Debugging Approaches
Use screenshot.js when:
- •Need visual confirmation of state
- •Checking layout or styling issues
- •Quick verification of page state
- •Example: "Take screenshot to see what went wrong"
Use capture-logs.js when:
- •JavaScript errors suspected
- •Need complete console history
- •Performance debugging required
- •Example: "Capture all logs during page load"
Use watch-errors.js when:
- •Real-time error monitoring needed
- •Long-running session debugging
- •Catching intermittent async issues
- •Example: "Watch for errors while I interact with the page"
Specialized Features
For detailed documentation, see the reference files:
Complete Command Reference: references/commands.md
- •Full documentation for all 24 commands
- •Detailed options and parameters
- •Integration examples for each command
- •Grep-searchable with pattern:
## CommandName
Advanced Workflows: references/workflows.md
- •Multi-step automation patterns
- •Validation and verification strategies
- •Error handling and retry patterns
- •Real-world examples (login, infinite scroll, API testing)
Integration Patterns: references/integration.md
- •How to use script outputs with Claude tools (Bash + Read)
- •Screenshot workflows and visual analysis
- •JSON processing and data extraction
- •Pipeline composition and error handling
Architecture & Debugging: references/architecture.md
- •Nix shebang technical details
- •Vendored dependency management
- •Browser auto-detection logic
- •Debug mode (
DEBUG=1) usage
Troubleshooting: references/troubleshooting.md
- •Common errors and solutions
- •Recovery workflows
- •Browser cleanup procedures
- •Element not found, timeout errors, click issues
Notes
Script Execution: All scripts should be executed from the skill directory or with full paths.
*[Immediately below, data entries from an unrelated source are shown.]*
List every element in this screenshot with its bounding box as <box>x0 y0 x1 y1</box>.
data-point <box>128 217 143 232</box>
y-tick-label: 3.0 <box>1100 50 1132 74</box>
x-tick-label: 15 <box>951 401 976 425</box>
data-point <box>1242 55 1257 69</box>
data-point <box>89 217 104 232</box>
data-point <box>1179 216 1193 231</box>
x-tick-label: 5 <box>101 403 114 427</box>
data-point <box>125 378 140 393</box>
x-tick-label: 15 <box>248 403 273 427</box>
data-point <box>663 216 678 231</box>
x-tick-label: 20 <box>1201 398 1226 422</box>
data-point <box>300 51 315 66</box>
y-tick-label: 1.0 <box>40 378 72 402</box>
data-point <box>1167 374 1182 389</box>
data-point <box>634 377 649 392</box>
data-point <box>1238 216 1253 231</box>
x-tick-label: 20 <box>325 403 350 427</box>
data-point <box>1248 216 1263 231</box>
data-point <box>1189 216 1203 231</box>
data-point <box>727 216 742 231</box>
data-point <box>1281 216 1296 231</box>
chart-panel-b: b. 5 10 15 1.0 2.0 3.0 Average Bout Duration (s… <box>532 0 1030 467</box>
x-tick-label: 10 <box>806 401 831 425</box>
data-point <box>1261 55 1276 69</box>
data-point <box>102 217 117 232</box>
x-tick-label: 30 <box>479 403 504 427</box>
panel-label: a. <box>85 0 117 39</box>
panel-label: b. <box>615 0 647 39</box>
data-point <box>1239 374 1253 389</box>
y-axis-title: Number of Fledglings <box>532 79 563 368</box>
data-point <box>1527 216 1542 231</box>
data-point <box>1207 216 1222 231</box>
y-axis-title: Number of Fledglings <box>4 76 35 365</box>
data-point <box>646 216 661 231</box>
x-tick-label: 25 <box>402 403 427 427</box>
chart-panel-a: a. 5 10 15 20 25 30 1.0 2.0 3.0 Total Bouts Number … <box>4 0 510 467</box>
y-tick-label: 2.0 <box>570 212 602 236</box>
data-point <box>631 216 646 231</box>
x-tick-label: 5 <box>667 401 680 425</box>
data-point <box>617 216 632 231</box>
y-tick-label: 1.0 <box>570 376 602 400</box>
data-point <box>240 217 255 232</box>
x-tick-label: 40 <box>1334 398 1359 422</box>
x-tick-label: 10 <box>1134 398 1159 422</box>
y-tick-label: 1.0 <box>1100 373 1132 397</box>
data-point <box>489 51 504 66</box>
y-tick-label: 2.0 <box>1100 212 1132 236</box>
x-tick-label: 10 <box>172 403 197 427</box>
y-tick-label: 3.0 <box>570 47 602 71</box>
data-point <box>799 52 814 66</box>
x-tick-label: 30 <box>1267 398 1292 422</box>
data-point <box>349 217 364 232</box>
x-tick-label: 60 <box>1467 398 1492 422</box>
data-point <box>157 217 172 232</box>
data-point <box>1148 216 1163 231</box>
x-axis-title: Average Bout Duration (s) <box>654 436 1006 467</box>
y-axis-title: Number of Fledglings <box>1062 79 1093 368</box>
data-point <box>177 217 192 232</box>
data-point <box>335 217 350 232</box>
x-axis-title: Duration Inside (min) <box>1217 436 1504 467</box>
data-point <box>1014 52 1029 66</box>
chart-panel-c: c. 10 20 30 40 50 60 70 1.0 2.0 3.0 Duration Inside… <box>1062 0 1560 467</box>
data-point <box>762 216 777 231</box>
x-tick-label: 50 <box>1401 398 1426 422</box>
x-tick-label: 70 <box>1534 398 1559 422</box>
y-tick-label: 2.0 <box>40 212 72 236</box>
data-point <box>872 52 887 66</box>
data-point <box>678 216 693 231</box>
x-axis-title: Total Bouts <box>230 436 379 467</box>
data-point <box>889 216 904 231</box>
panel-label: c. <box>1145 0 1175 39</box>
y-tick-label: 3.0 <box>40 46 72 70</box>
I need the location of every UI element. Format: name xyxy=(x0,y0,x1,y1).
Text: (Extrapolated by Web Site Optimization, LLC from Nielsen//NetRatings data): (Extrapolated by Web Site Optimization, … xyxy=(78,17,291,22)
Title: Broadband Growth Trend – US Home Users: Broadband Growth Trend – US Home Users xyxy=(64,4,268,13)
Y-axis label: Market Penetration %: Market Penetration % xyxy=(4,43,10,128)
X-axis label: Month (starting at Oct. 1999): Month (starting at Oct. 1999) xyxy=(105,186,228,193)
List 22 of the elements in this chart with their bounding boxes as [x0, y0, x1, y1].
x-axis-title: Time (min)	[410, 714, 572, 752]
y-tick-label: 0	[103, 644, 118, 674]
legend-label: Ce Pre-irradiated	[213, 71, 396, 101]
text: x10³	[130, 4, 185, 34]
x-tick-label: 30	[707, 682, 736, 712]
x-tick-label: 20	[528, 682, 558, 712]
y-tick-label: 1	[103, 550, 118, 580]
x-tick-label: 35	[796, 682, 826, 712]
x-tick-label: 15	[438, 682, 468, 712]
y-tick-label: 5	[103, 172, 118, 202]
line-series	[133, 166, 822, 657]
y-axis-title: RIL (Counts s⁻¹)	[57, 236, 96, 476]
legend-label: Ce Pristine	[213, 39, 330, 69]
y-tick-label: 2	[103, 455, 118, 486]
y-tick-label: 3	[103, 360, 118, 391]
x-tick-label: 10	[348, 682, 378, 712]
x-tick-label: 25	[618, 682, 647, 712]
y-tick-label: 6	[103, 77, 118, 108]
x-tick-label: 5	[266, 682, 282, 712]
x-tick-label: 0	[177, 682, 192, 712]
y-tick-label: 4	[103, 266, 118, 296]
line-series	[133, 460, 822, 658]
They use Nix shebangs so no manual dependency installation is required.
Exit Codes: Scripts exit with non-zero codes on failure. Check exit status to handle errors:
if ! ./scripts/click.js "#button"; then
echo "Click failed"
./scripts/screenshot.js # Capture state for debugging
fi
Debug Mode: Set DEBUG=1 for verbose logging:
DEBUG=1 ./scripts/nav.js https://example.com
Path Handling: When passing paths to scripts, use absolute paths or ensure correct working directory.
Browser State: The browser instance persists across script calls. Use pkill -f 'chromium.*remote-debugging-port=9222' to restart if needed (see troubleshooting reference for safe cleanup).